# 03.10.2011 2. Maintal-Bikemarathon Güntersleben



## pfitzer (20. Juli 2011)

Servus,

am 03.10 findet der 2. Maintal Bike-Marathon in Güntersleben statt. Die Strecken und die Anmeldung sind unter http://www.mtb-guentersleben.de/ zu finden. Im Gegensatz zum letzten Jahr werden auf der Langdistanz keine 2 Runden mehr gefahren, sondern es sind ca. 20 km neue Strecke dazu gekommen und somit ist es nur noch eine Runde. Der Rest dürfte zu 80% der Strecke vom letzten Jahr entsprechen. Für einige Abschnitte auf Thüngersheimer Gebiet haben die Jungs glaube ich keine Genehmigung mehr bekommen.

Ich gehöre nicht zum Veranstalter Team, kann euch also auch nichts genaues sagen. Werd aber wohl als Streckenposten helfen, weil die Jungs uns so Nett nach Hilfe gefragt haben und der neue Streckenabschnitt größtenteils übers Gebiet meiner Heimatgemeinde geht. Die Teilnehmerzahl pro Strecke ist auf 150 beschränkt, wobei die Kurzstrecke aber quasi 2/3 der Langstrecke entsprechen und dadurch zumindest am Anfang alle zusammen unterwegs sind.

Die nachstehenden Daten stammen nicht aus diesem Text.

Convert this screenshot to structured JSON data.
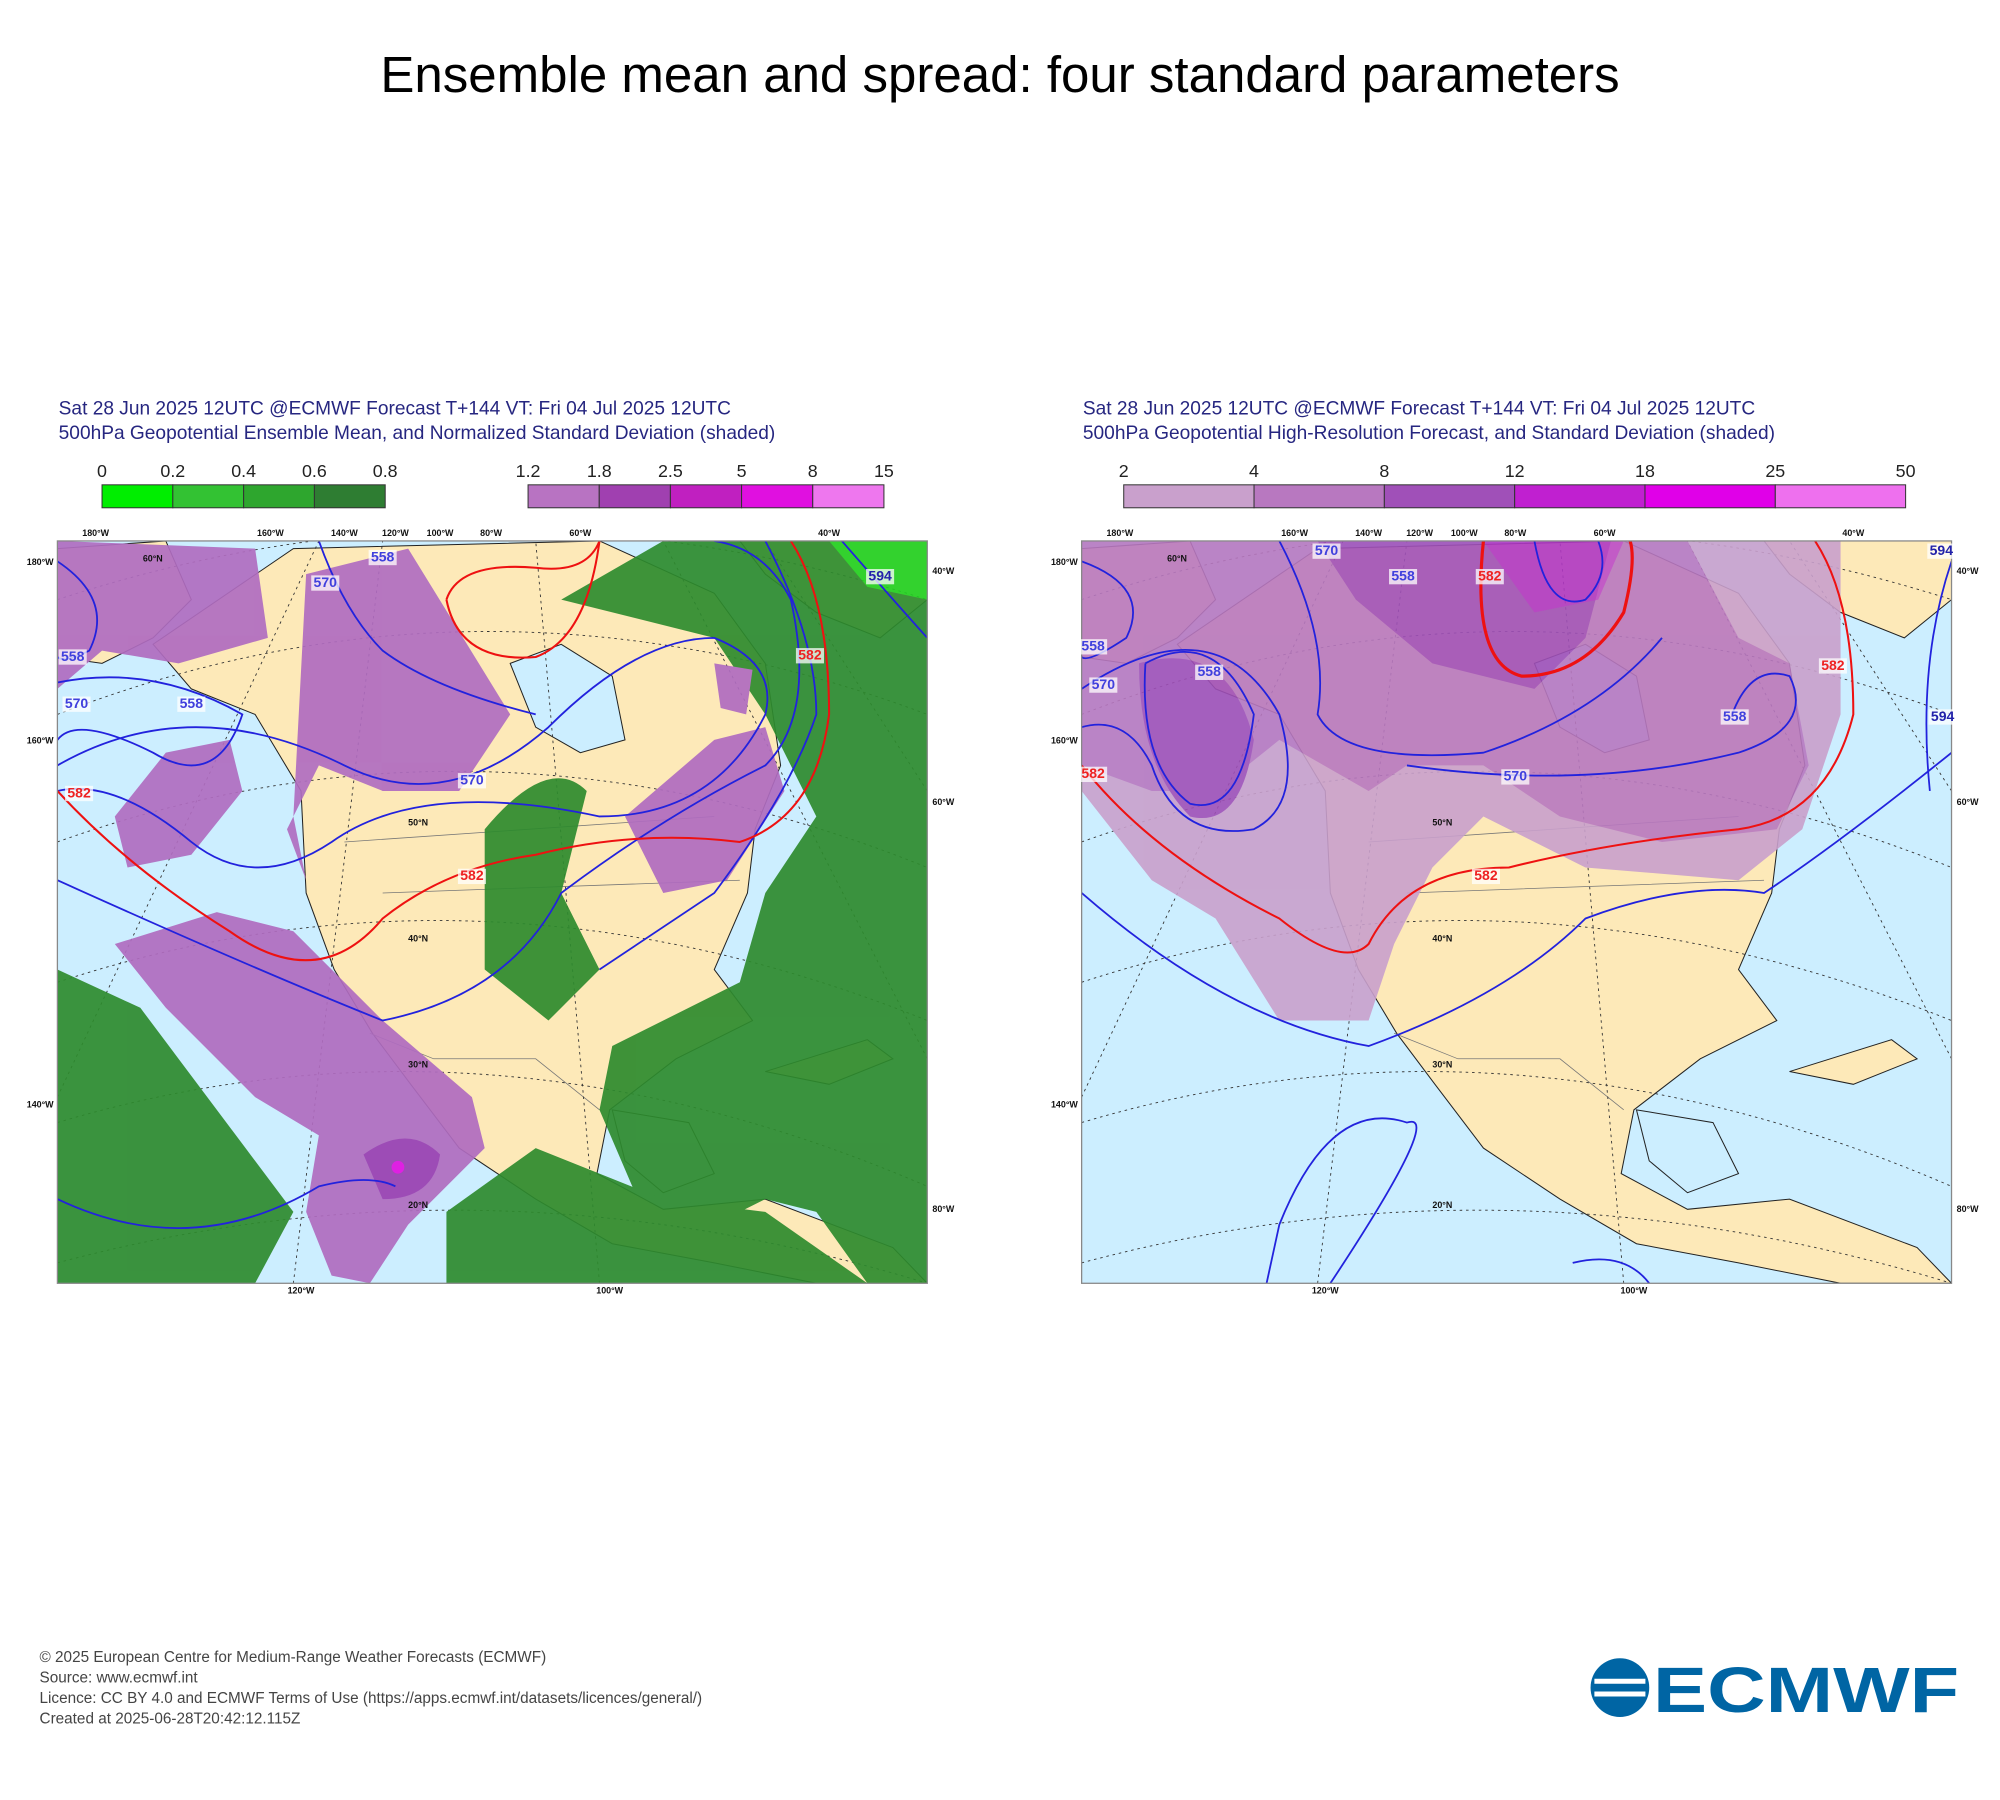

Wem es letztes Jahr gefallen hat kann sich ab jetzt anmelden, wer nicht dabei war hat glaube ich was verpasst. Wenn man die 2-3km Betonpiste durch die Weinberge mal ausser acht lässt

grüße


----------



## spessarträuber (4. September 2011)

bin dieses Jahr auch wieder dabei!

Streckenbesichtigung ist am 24.09.2011 - 14:00 Uhr.


----------



## MTB-News.de




----------



## ragazza (12. September 2011)

Wir können an der Besichtigung nicht teilnehmen, das wäre zu weit weg.
Daher die Frage, wenn man schon die Qual der Wahl hat:

Fully oder Hardtail ?

Bei der Frage steht die bessere Zeit im Vordergrund, wir sind erfahrene Racer. 
Zum Vergleich: Wombach fuhren wir immer mit dem Fully. Litzendorf z.B. mit dem Hardtail.


----------



## pfitzer (12. September 2011)

Ich denk mal ihr seit da mitm Hardtail gut bedient, in den Waldpassagen sind keine großen Wurzelteppiche etc. dabei.


----------



## pfitzer (25. September 2011)

Nicht vergessen, morgen ist Voranmeldeschluss. War zwar gestern bei der Streckenvorstellung nicht dabei, bin aber gestern und heute ein paar Teilstücke gefahren und muss sagen sie ist in einem super Zustand. Denk mal das wird ein schnelles Rennen, kann man alles durch die Bank gut laufen lassen und das Wetter soll ja auch bis nächste Woche halten.


----------



## Zementsack (28. September 2011)

Hab mir die Tage auch mal die Strecke angeschaut. Würde mal behaupten, durchaus anspruchsvoll, obwohl fast komplett trocken. Die vielen Stücke wo man es rollen lassen kann werden vielleicht durch die zwei Rampen auf der Extra-Schleife der Langstrecke relativiert, wo zumindest ich nicht hochstrampeln kann (der Schotterweg nach dem Anstieg im Weinberg und das eine Stück vom Mainwanderweg). Würde mich interessieren, ob das nur mir so geht.

Ansonsten würde ich auch sagen: Wenn man schnell sein will, ist bei diesem Rennen ein leichtes HT das Mittel der Wahl.


----------